Em entrevista ao blog, Carpeggiani ressaltou a falta de capacitação da equipe que compõe a Fundação de Cultura. Segundo o seu relato, um dos autores que participou do festival recebeu um e-mail dois meses após o evento, informando que ele só receberia se enviasse fotos comprovando que participou da programação de fato. “É preciso haver uma capacitação das pessoas que fazem parte atualmente da Fundação de Cultura, para que elas entendam o que estão fazendo. Há uma percepção que eles contratam não pessoas especializadas, mas técnicos, pessoas de ação. Só que para a realização de um festival é preciso que esses técnicos tenham noção não apenas de ação, mas de com quem e em relação a que estão trabalhando”, pontuou o curador, afirmando que a parte operacional e de produção durante o festival é competente. “Eles precisam saber quem é um Newton Moreno ou o que é A paixão segundo GH de Clarice, porque isso facilita o processo”.
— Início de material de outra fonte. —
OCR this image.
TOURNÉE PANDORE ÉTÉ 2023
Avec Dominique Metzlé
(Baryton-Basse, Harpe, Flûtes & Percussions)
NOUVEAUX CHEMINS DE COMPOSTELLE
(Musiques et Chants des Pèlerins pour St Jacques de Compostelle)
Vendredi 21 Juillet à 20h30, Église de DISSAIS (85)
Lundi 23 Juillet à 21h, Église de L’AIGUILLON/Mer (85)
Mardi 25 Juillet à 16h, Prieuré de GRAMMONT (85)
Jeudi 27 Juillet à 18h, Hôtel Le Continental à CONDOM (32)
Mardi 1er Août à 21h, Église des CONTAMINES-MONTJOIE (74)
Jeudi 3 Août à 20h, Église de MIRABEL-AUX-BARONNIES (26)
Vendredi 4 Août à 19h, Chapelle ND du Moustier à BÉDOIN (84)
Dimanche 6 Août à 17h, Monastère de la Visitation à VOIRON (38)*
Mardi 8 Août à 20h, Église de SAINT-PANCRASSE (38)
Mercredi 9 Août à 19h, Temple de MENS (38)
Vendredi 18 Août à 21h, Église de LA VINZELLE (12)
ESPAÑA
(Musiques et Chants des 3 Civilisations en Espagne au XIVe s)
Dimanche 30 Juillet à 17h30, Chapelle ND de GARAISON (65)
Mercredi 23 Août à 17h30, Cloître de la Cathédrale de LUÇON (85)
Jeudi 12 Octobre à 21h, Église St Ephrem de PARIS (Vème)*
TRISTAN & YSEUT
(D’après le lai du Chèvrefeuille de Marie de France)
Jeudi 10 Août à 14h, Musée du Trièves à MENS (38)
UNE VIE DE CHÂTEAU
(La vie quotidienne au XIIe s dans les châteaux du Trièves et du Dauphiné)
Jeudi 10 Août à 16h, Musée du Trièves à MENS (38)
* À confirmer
Para o curador, que disse ter conhecimento de que outros artistas também não receberam, “não é só honrar com os compromissos. Além disso, as pessoas não podem se sentir constrangidas quanto ao fato de procurarem informações em relação ao pagamento”, concluiu.

Enviamos um e-mail para a assessoria de imprensa da Prefeitura do Recife para tentar algum esclarecimento com relação ao não pagamento dos convidados do festival A Letra e A Voz.

Mas será mesmo que é só esse festival que está sofrendo com a falta de compromisso do poder público? Que outros eventos ainda aguardam pagamento? Se você é artista e também não recebeu, comente! Quem sabe não conseguimos ampliar esse clamor na luta por respeito e dignidade?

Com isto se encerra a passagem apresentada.